Further RNG Reading:

Internet Poker Rake vs. Live Poker Rake

Another question about Internet poker's fairness is if the rake is fair? We can quickly answer this question with a comparison of the rake schedules at Full Tilt Poker and the MGM poker room for $1/$2 No Limit Hold'em cash tables.

Full Tilt Poker uses a 5% rake schedule with a $3 maximum, which is pretty common in the online poker world. The MGM uses four "strike points", meaning that they take $1 of rake every time the pot reaches a certain amount. This table will show you more:

Rake Comparison $10 Pot $20 Pot $30 Pot $40 Pot
Full Tilt Poker $0.50 Rake $1 Rake $1.50 Rake $2 Rake
The MGM Poker Room $1 Rake $2 Rake $3 Rake $4 Rake

As you can see, Full Tilt offers a much more favorable rake schedule than the MGM's poker room.

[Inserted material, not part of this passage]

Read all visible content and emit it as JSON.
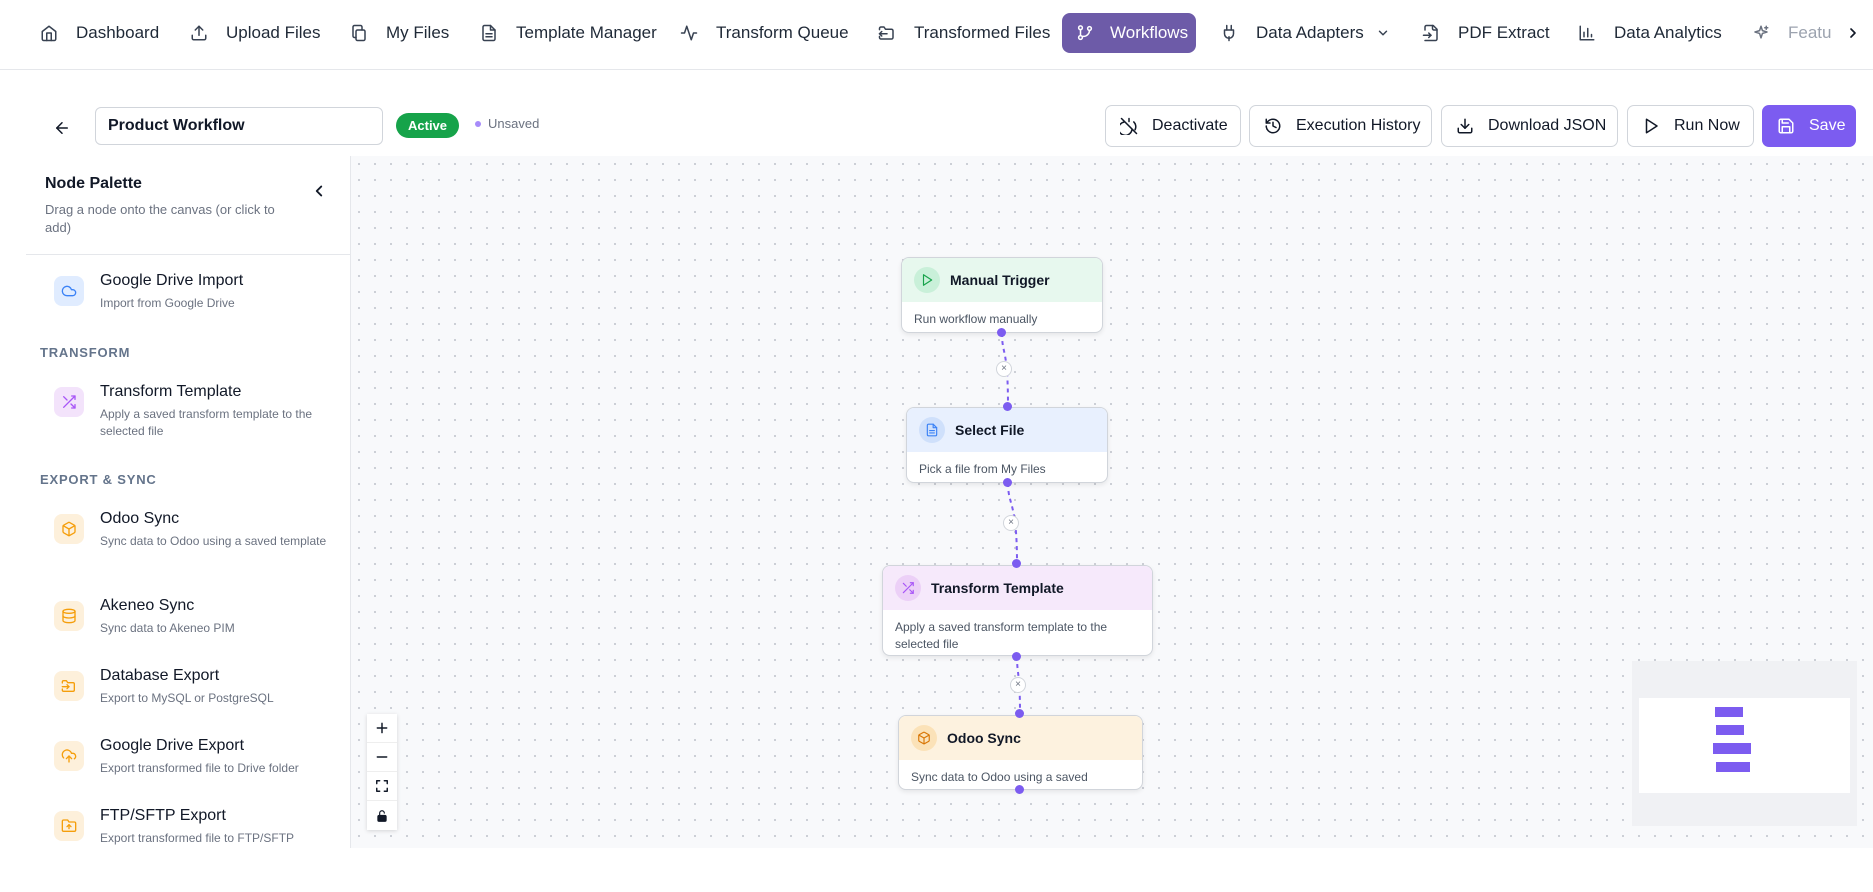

Also factor in that there is no tipping at online poker tables, and you will realize that playing online is much "cheaper" than playing at live poker tables.

Internet Poker Collusion

Another way that Internet poker could be unfair is if players at the table are colluding in an effort to outsmart the other players at the table. This is called "collusion", and is illegal in live poker rooms and highly frowned upon at online poker rooms.

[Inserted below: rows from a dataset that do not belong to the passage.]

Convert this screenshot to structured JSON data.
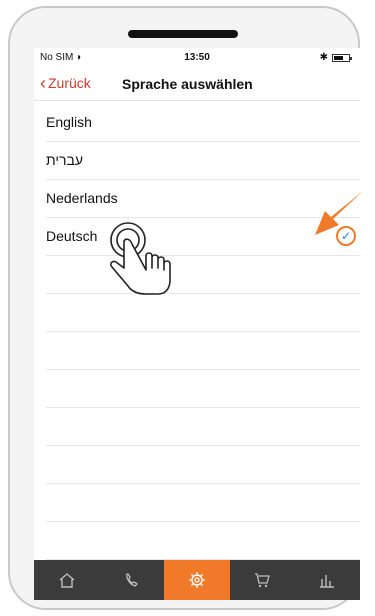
{
  "status": {
    "carrier": "No SIM",
    "time": "13:50"
  },
  "nav": {
    "back_label": "Zurück",
    "title": "Sprache auswählen"
  },
  "languages": [
    {
      "label": "English",
      "selected": false
    },
    {
      "label": "עברית",
      "selected": false
    },
    {
      "label": "Nederlands",
      "selected": false
    },
    {
      "label": "Deutsch",
      "selected": true
    }
  ],
  "tabbar": {
    "active_color": "#f07a2a",
    "tabs": [
      {
        "icon": "home-icon"
      },
      {
        "icon": "phone-icon"
      },
      {
        "icon": "gear-icon",
        "active": true
      },
      {
        "icon": "cart-icon"
      },
      {
        "icon": "chart-icon"
      }
    ]
  },
  "check_symbol": "✓"
}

The most common way that players collude is to keep in contact via cell phone or instant messenger program while playing at the same table. Then, they raise against each other to drive others out of the pot while taking any previous bets.

Fortunately, it is very easy for Internet poker rooms to recognize this behavior, because it is so out of line with normal poker behavior. Also, most colluders are very poor at their job and end up going broke because they don't know what they are doing.

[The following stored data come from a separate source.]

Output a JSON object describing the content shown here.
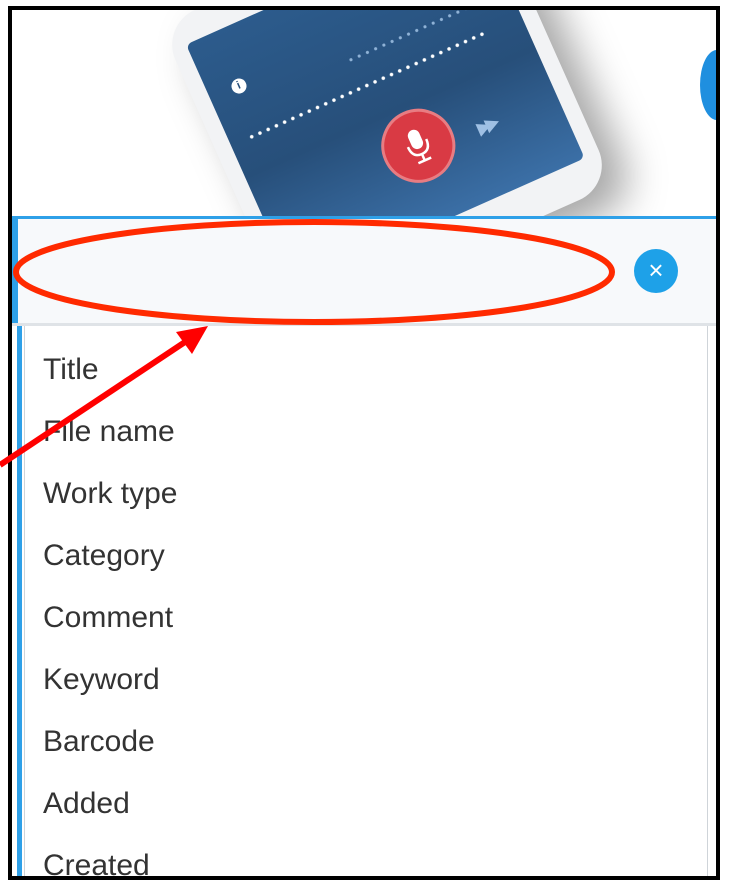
{
  "search": {
    "value": "",
    "placeholder": ""
  },
  "clear_icon": "close-icon",
  "clear_glyph": "×",
  "options": [
    "Title",
    "File name",
    "Work type",
    "Category",
    "Comment",
    "Keyword",
    "Barcode",
    "Added",
    "Created"
  ],
  "colors": {
    "accent": "#2ea0e8",
    "clear_button": "#1ea1e8",
    "annotation": "#ff2a00",
    "mic": "#d93a44"
  }
}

If you suspect collusion at your table, quickly email the poker site's suppor team so they can look into it. If players are discovered to be colluding, rest assured that they will receive a life-time ban from the poker room.


Multi-accounting is another way players can "cheat" at online poker. Multi-accounting is when one player has multiple accounts at the same poker site, and enters the same multi-table tournament more than once. By having multiple accounts in the same tournament, that player gives himself a slightly better chance to win the event.

Fortunately, poker sites do not allow players with the same IP address to join the same cash tables or sit and gos - only multi table tournaments. The advantage is therefore minimized, as two accounts in a field of thousands is not as big of an advantage as two accounts at a table of nine would be.

Ok, so now that we have determined that Internet poker is fair (or as fair as you can expect any game of chance to be) let's move onto our next subject - safety.

Is Internet Poker Safe?

This question, like the previous one, can be interpreted in many ways. For example:

  • Is my money safe in my online poker account?
  • Can I trust the poker site with my credit card/bank account details?
  • Could other players "hack" into my poker account?

I'll answer each of those questions now.

Is My Online Poker Money Safe?

As long as you are smart about it, yes. Stick to established and trusted poker rooms and you won't have any problems. The only time players have had issues with poker rooms stealing their money is when they sign up at a brand new room no one has heard of, deposit, then all of a sudden can't cash out.

The main threat to your money is other players, which I will discuss in a moment.

Can I Thrust the Poker Site with my Financial Info?

Again, as long as you are smart about it. Stick to established sites and you'll be fine.

Could Other Players "Hack" into my Account?

This is the real concern. All that stands between a would-be thief and all of your poker money/financial details is a password, because your username is public information. This is why you always want to choose a very strong password (include lowercase and uppercase letters as well as numbers and symbols in a random order to be safe) and be careful who you trust with your computer if you save your password on it.

You should *never* give your password out to anyone, especially via the Internet, because a thief could have hacked into your friends' messenger accounts to get info from you. Be very careful with your password and you will never have a problem.